Moreover, reining in the occasionally unhelpful pronouncements from chancery offices: “The Church has no models to present, models that are real and truly effective can only arise within the framework of different historical situations, through the efforts of all those who responsibly confront concrete problems in all their social, economic, political and cultural aspects, as these interact with one another” (CA n. 43).
I see no real contradiction in our above comments, but do propose that neither Aquinas nor even Adam Smith nor (ADMITTEDLY, above) red hats have the silver bullet for human flourishing in the 21st century. Yes, of course: no silver bullet anywhere, ergo, the “free economy”.
So, I propose, a VOCATION for the laity, and one that (as I have said elsewhere in CWR) would be better served if much of “autonomous” Catholic higher education had not derailed itself with the 1967 Land o’ Lakes Declaration. Woodstock in cap and gown.
Centesimus Annus and all of the Catholic Social Teaching (a misnomer addressing the societal: economics, culture, and politics)add up to less than a feared economic stencil, and yet more.
Okay, Peter.
I am glad you do not endorse the yahoos, but something is still very much amiss when you write “…rather simply attention to the fact that such innovations as the more deliberate and explicit, corporate-boardroom ‘triple bottom line’ do not show up yet in Adam Smith’s The Wealth of Nations.”
They had certainly showed up by the time of “I, Pencil,” and even with such bottom line thinking, it doesn’t matter, because the “invisible hand” is timeless and always operative insofar as people are free to pursue their economic well-being.

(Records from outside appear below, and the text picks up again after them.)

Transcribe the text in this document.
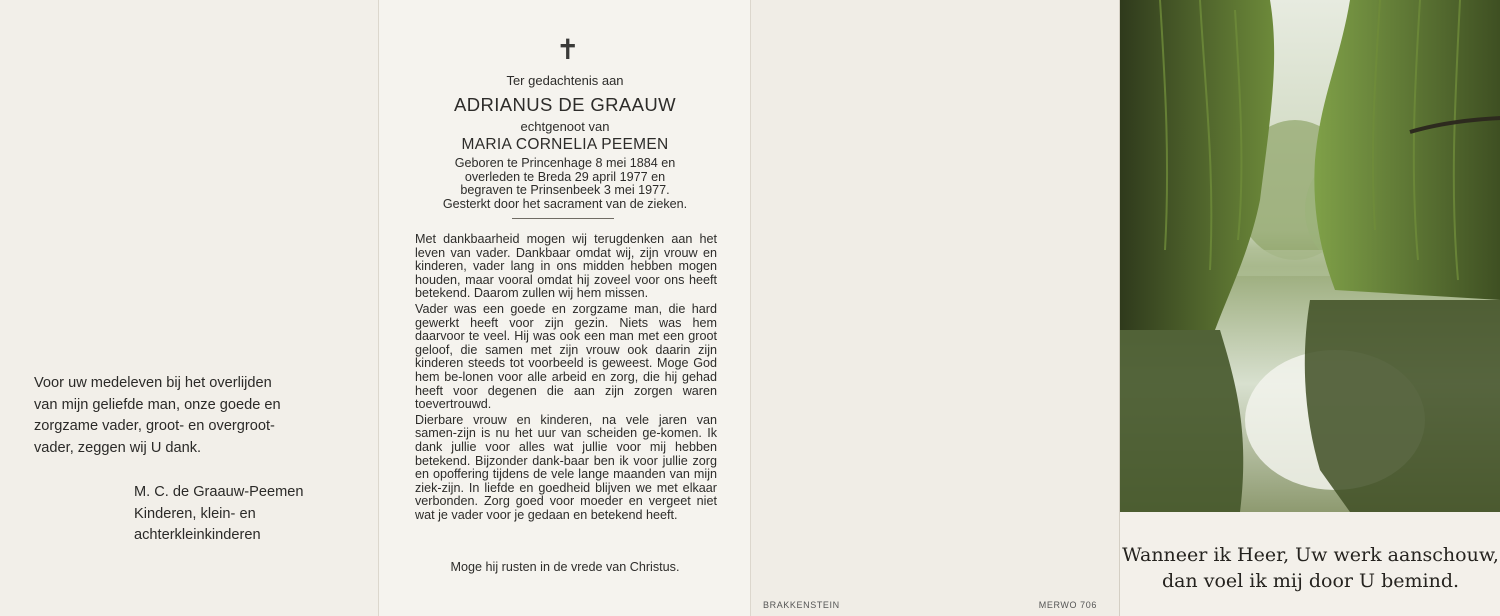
Voor uw medeleven bij het overlijden
van mijn geliefde man, onze goede en
zorgzame vader, groot- en overgroot-
vader, zeggen wij U dank.
M. C. de Graauw-Peemen
Kinderen, klein- en
achterkleinkinderen
✝
Ter gedachtenis aan
ADRIANUS DE GRAAUW
echtgenoot van
MARIA CORNELIA PEEMEN
Geboren te Princenhage 8 mei 1884 en
overleden te Breda 29 april 1977 en
begraven te Prinsenbeek 3 mei 1977.
Gesterkt door het sacrament van de zieken.

Met dankbaarheid mogen wij terugdenken aan het leven van vader. Dankbaar omdat wij, zijn vrouw en kinderen, vader lang in ons midden hebben mogen houden, maar vooral omdat hij zoveel voor ons heeft betekend. Daarom zullen wij hem missen.

Vader was een goede en zorgzame man, die hard gewerkt heeft voor zijn gezin. Niets was hem daarvoor te veel. Hij was ook een man met een groot geloof, die samen met zijn vrouw ook daarin zijn kinderen steeds tot voorbeeld is geweest. Moge God hem be-lonen voor alle arbeid en zorg, die hij gehad heeft voor degenen die aan zijn zorgen waren toevertrouwd.

Dierbare vrouw en kinderen, na vele jaren van samen-zijn is nu het uur van scheiden ge-komen. Ik dank jullie voor alles wat jullie voor mij hebben betekend. Bijzonder dank-baar ben ik voor jullie zorg en opoffering tijdens de vele lange maanden van mijn ziek-zijn. In liefde en goedheid blijven we met elkaar verbonden. Zorg goed voor moeder en vergeet niet wat je vader voor je gedaan en betekend heeft.

Moge hij rusten in de vrede van Christus.
BRAKKENSTEIN	MERWO 706
Wanneer ik Heer, Uw werk aanschouw,
dan voel ik mij door U bemind.
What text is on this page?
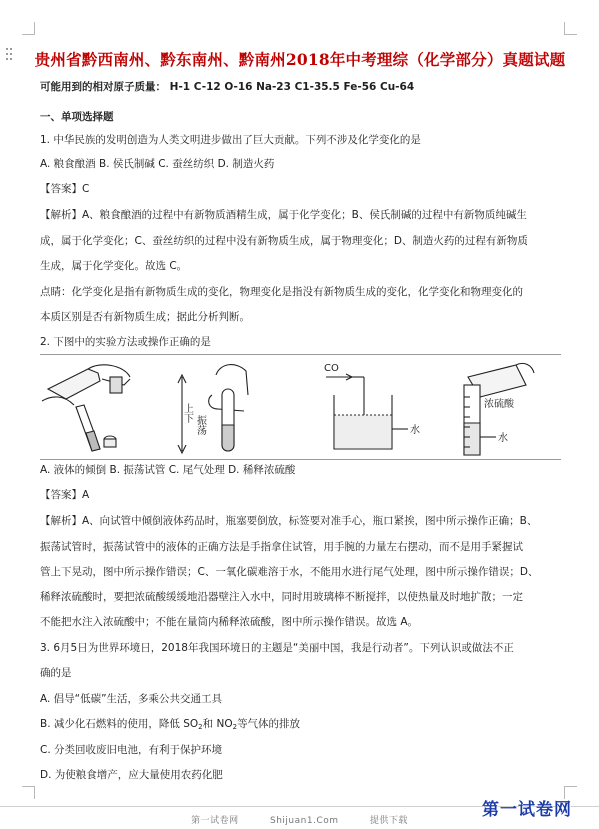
贵州省黔西南州、黔东南州、黔南州2018年中考理综（化学部分）真题试题
可能用到的相对原子质量： H-1 C-12 O-16 Na-23 C1-35.5 Fe-56 Cu-64
一、单项选择题
1. 中华民族的发明创造为人类文明进步做出了巨大贡献。下列不涉及化学变化的是
A. 粮食酿酒 B. 侯氏制碱 C. 蚕丝纺织 D. 制造火药
【答案】C
【解析】A、粮食酿酒的过程中有新物质酒精生成，属于化学变化；B、侯氏制碱的过程中有新物质纯碱生
成，属于化学变化；C、蚕丝纺织的过程中没有新物质生成，属于物理变化；D、制造火药的过程有新物质
生成，属于化学变化。故选 C。
点睛：化学变化是指有新物质生成的变化，物理变化是指没有新物质生成的变化，化学变化和物理变化的
本质区别是否有新物质生成；据此分析判断。
2. 下图中的实验方法或操作正确的是
上下
振荡
CO
水
浓硫酸
水
A. 液体的倾倒 B. 振荡试管 C. 尾气处理 D. 稀释浓硫酸
【答案】A
【解析】A、向试管中倾倒液体药品时，瓶塞要倒放，标签要对准手心，瓶口紧挨，图中所示操作正确；B、
振荡试管时，振荡试管中的液体的正确方法是手指拿住试管，用手腕的力量左右摆动，而不是用手紧握试
管上下晃动，图中所示操作错误；C、一氧化碳难溶于水，不能用水进行尾气处理，图中所示操作错误；D、
稀释浓硫酸时，要把浓硫酸缓缓地沿器壁注入水中，同时用玻璃棒不断搅拌，以使热量及时地扩散；一定
不能把水注入浓硫酸中；不能在量筒内稀释浓硫酸，图中所示操作错误。故选 A。
3. 6月5日为世界环境日，2018年我国环境日的主题是“美丽中国，我是行动者”。下列认识或做法不正
确的是
A. 倡导“低碳”生活，多乘公共交通工具
B. 减少化石燃料的使用，降低 $SO_2$和 $NO_2$等气体的排放
C. 分类回收废旧电池，有利于保护环境
D. 为使粮食增产，应大量使用农药化肥
第一试卷网	Shijuan1.Com	提供下载
第一试卷网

Now of course, some or even many boardrooms, CEOs, managers, owners, and so on can be the greediest people of all time in pursuit of ever more wealth, but they can only accumulate more wealth by providing goods and services for others, which opens up more employment opportunities for others as well.
Also somewhat problematic is your “…that overnight digital currency mobility might have had something to do with the aggravated global market collapse of 2008.”

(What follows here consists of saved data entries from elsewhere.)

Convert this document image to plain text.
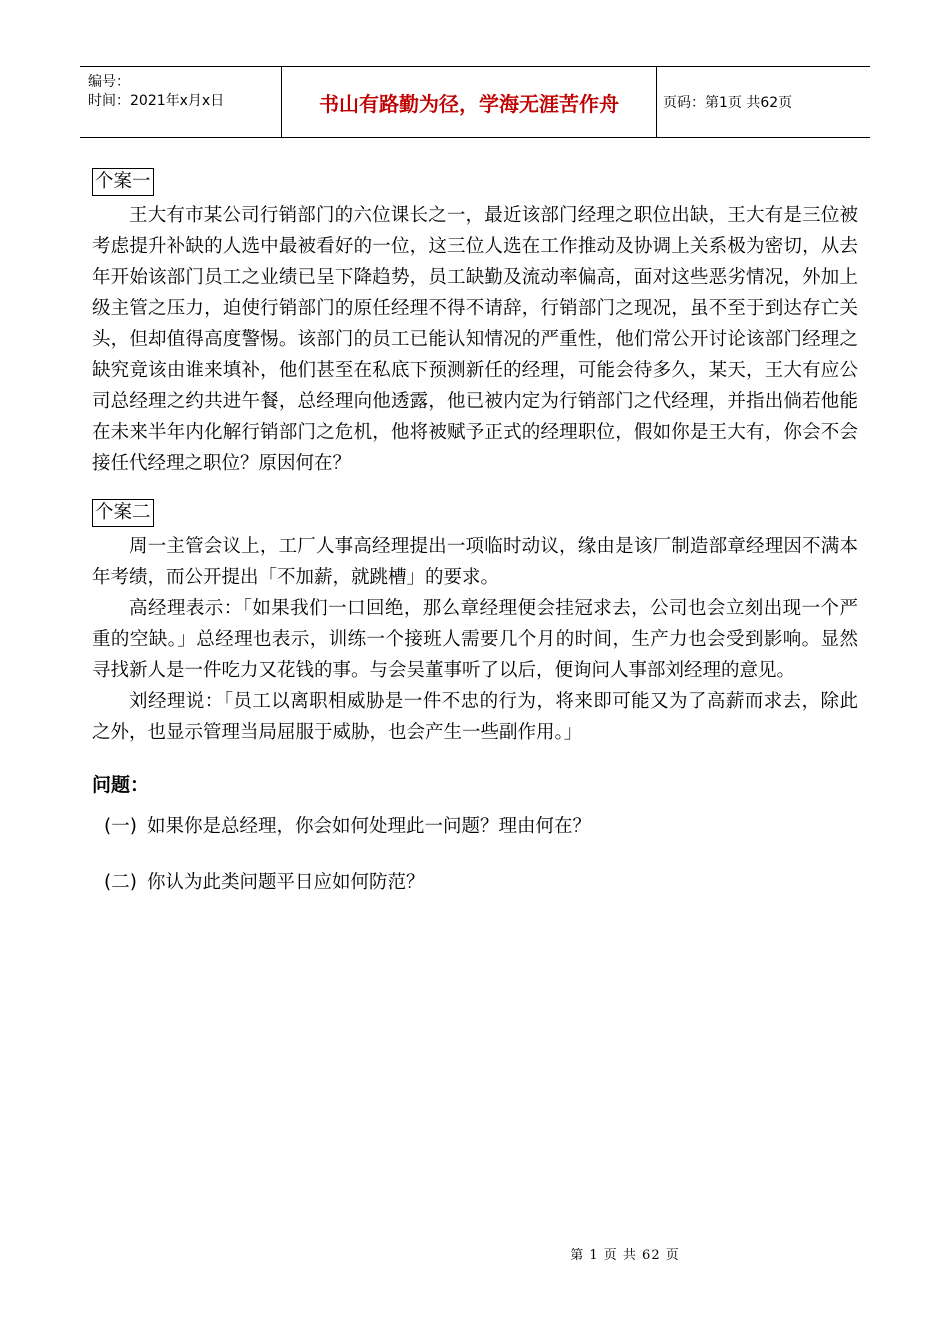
编号：
时间：2021年x月x日	书山有路勤为径，学海无涯苦作舟	页码：第1页 共62页
个案一

王大有市某公司行销部门的六位课长之一，最近该部门经理之职位出缺，王大有是三位被考虑提升补缺的人选中最被看好的一位，这三位人选在工作推动及协调上关系极为密切，从去年开始该部门员工之业绩已呈下降趋势，员工缺勤及流动率偏高，面对这些恶劣情况，外加上级主管之压力，迫使行销部门的原任经理不得不请辞，行销部门之现况，虽不至于到达存亡关头，但却值得高度警惕。该部门的员工已能认知情况的严重性，他们常公开讨论该部门经理之缺究竟该由谁来填补，他们甚至在私底下预测新任的经理，可能会待多久，某天，王大有应公司总经理之约共进午餐，总经理向他透露，他已被内定为行销部门之代经理，并指出倘若他能在未来半年内化解行销部门之危机，他将被赋予正式的经理职位，假如你是王大有，你会不会接任代经理之职位？原因何在？

个案二

周一主管会议上，工厂人事高经理提出一项临时动议，缘由是该厂制造部章经理因不满本年考绩，而公开提出「不加薪，就跳槽」的要求。

高经理表示：「如果我们一口回绝，那么章经理便会挂冠求去，公司也会立刻出现一个严重的空缺。」总经理也表示，训练一个接班人需要几个月的时间，生产力也会受到影响。显然寻找新人是一件吃力又花钱的事。与会吴董事听了以后，便询问人事部刘经理的意见。

刘经理说：「员工以离职相威胁是一件不忠的行为，将来即可能又为了高薪而求去，除此之外，也显示管理当局屈服于威胁，也会产生一些副作用。」

问题：
(一) 如果你是总经理，你会如何处理此一问题？理由何在？
(二) 你认为此类问题平日应如何防范？
第 1 页 共 62 页
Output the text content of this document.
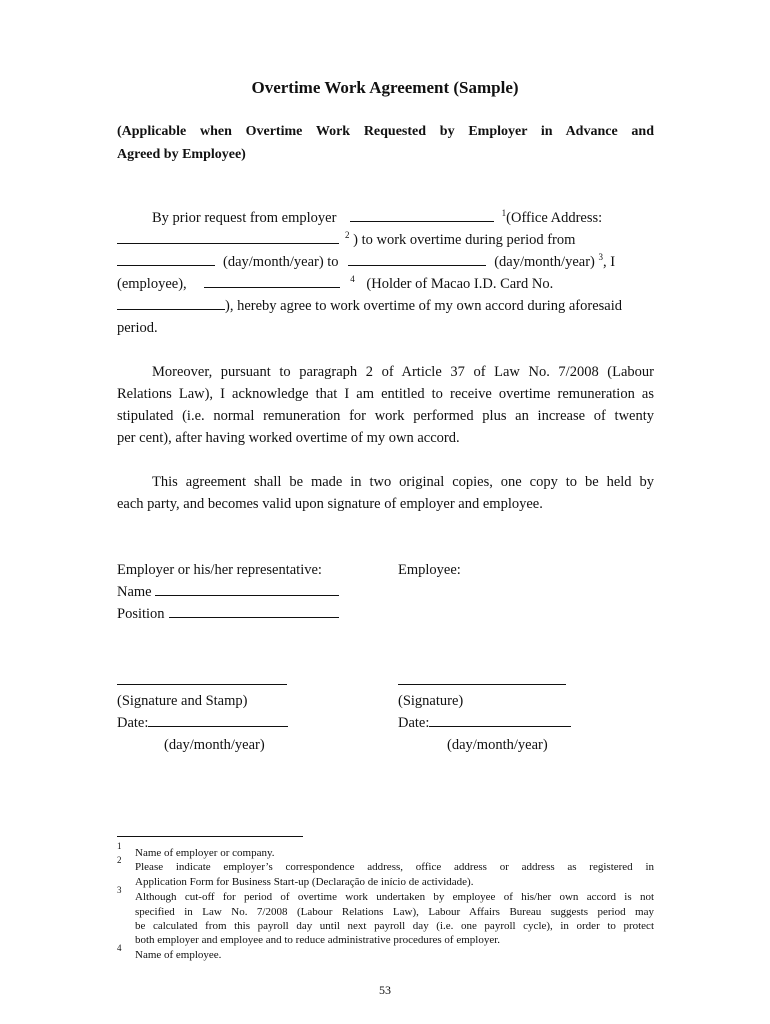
Overtime Work Agreement (Sample)
(Applicable when Overtime Work Requested by Employer in Advance and
Agreed by Employee)
By prior request from employer	$^1$(Office Address:
$^2$ ) to work overtime during period from
(day/month/year) to	(day/month/year) $^3$, I
(employee),	$^4$ (Holder of Macao I.D. Card No.
), hereby agree to work overtime of my own accord during aforesaid
period.
Moreover, pursuant to paragraph 2 of Article 37 of Law No. 7/2008 (Labour
Relations Law), I acknowledge that I am entitled to receive overtime remuneration as
stipulated (i.e. normal remuneration for work performed plus an increase of twenty
per cent), after having worked overtime of my own accord.
This agreement shall be made in two original copies, one copy to be held by
each party, and becomes valid upon signature of employer and employee.
Employer or his/her representative:	Employee:
Name
Position
(Signature and Stamp)	(Signature)
Date:	Date:
(day/month/year)	(day/month/year)
1
Name of employer or company.
2
Please indicate employer’s correspondence address, office address or address as registered in
Application Form for Business Start-up (Declaração de início de actividade).
3
Although cut-off for period of overtime work undertaken by employee of his/her own accord is not
specified in Law No. 7/2008 (Labour Relations Law), Labour Affairs Bureau suggests period may
be calculated from this payroll day until next payroll day (i.e. one payroll cycle), in order to protect
both employer and employee and to reduce administrative procedures of employer.
4
Name of employee.
53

This looks like at least partly blaming the market or perhaps capitalism in general for something that, if true as suggested, may very well have simply been an abuse of capitalism via inappropriate interventions fostered by governments and/or central banks.

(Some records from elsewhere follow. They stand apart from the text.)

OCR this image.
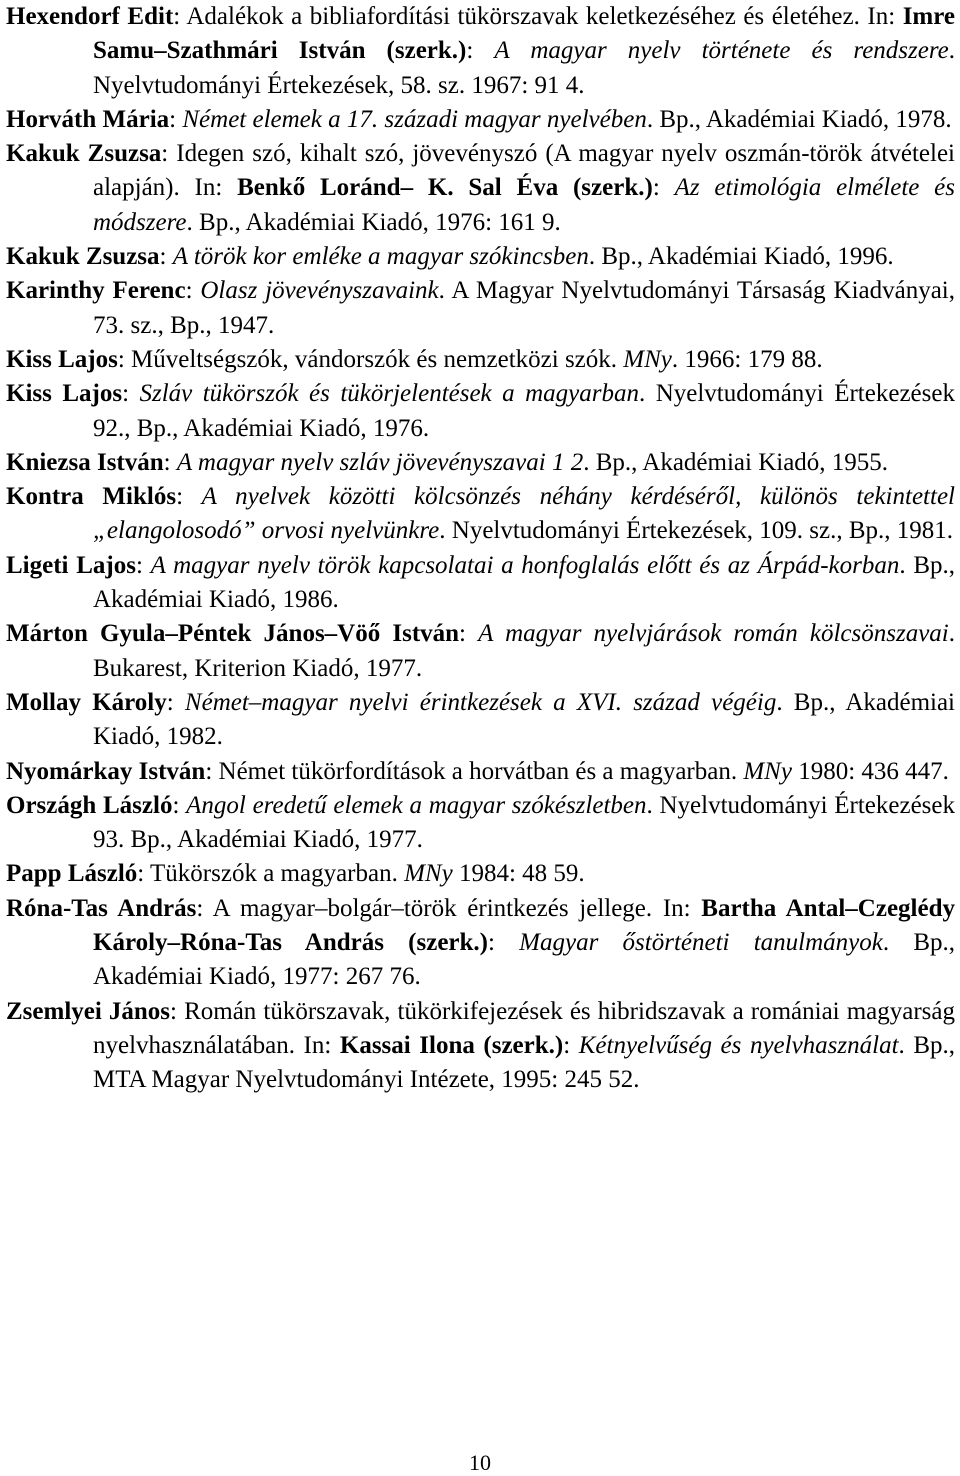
Hexendorf Edit: Adalékok a bibliafordítási tükörszavak keletkezéséhez és életéhez. In: Imre Samu–Szathmári István (szerk.): A magyar nyelv története és rendszere. Nyelvtudományi Értekezések, 58. sz. 1967: 91 4.

Horváth Mária: Német elemek a 17. századi magyar nyelvében. Bp., Akadémiai Kiadó, 1978.

Kakuk Zsuzsa: Idegen szó, kihalt szó, jövevényszó (A magyar nyelv oszmán-török átvételei alapján). In: Benkő Loránd– K. Sal Éva (szerk.): Az etimológia elmélete és módszere. Bp., Akadémiai Kiadó, 1976: 161 9.

Kakuk Zsuzsa: A török kor emléke a magyar szókincsben. Bp., Akadémiai Kiadó, 1996.

Karinthy Ferenc: Olasz jövevényszavaink. A Magyar Nyelvtudományi Társaság Kiadványai, 73. sz., Bp., 1947.

Kiss Lajos: Műveltségszók, vándorszók és nemzetközi szók. MNy. 1966: 179 88.

Kiss Lajos: Szláv tükörszók és tükörjelentések a magyarban. Nyelvtudományi Értekezések 92., Bp., Akadémiai Kiadó, 1976.

Kniezsa István: A magyar nyelv szláv jövevényszavai 1 2. Bp., Akadémiai Kiadó, 1955.

Kontra Miklós: A nyelvek közötti kölcsönzés néhány kérdéséről, különös tekintettel „elangolosodó” orvosi nyelvünkre. Nyelvtudományi Értekezések, 109. sz., Bp., 1981.

Ligeti Lajos: A magyar nyelv török kapcsolatai a honfoglalás előtt és az Árpád-korban. Bp., Akadémiai Kiadó, 1986.

Márton Gyula–Péntek János–Vöő István: A magyar nyelvjárások román kölcsönszavai. Bukarest, Kriterion Kiadó, 1977.

Mollay Károly: Német–magyar nyelvi érintkezések a XVI. század végéig. Bp., Akadémiai Kiadó, 1982.

Nyomárkay István: Német tükörfordítások a horvátban és a magyarban. MNy 1980: 436 447.

Országh László: Angol eredetű elemek a magyar szókészletben. Nyelvtudományi Értekezések 93. Bp., Akadémiai Kiadó, 1977.

Papp László: Tükörszók a magyarban. MNy 1984: 48 59.

Róna-Tas András: A magyar–bolgár–török érintkezés jellege. In: Bartha Antal–Czeglédy Károly–Róna-Tas András (szerk.): Magyar őstörténeti tanulmányok. Bp., Akadémiai Kiadó, 1977: 267 76.

Zsemlyei János: Román tükörszavak, tükörkifejezések és hibridszavak a romániai magyarság nyelvhasználatában. In: Kassai Ilona (szerk.): Kétnyelvűség és nyelvhasználat. Bp., MTA Magyar Nyelvtudományi Intézete, 1995: 245 52.

10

Lastly, I also find much wisdom in Centesimus Annus. I only wish that the insights the saintly Pope John Paul II gained from his experience living under the yoke of socialism/communism would be better understood and appreciated by Pope Francis whose unfortunate experience living at times under various forms of “cowboy or gangster capitalism” apparently prevents him from seeing the goodness in capitalism in general, and it also makes him lean toward socialism despite the terrible track record of this system in his native country and South America in general. Pope St. John Paul II provides an intelligent and indeed measured endorsement of capitalism while pointing out the need for it (like anything else) to have a strong moral compass operating at all time, but for Pope Francis, he seems only capable of ignorantly criticizing capitalism and the United States’ practice of same while simultaneously endorsing more people illegally trying to enter this country that promotes ‘greed’. These migrants aren’t fleeing to socialism; they are seeking more economic opportunities and freedom offered by the US, but this basic reality of human nature eludes Francis.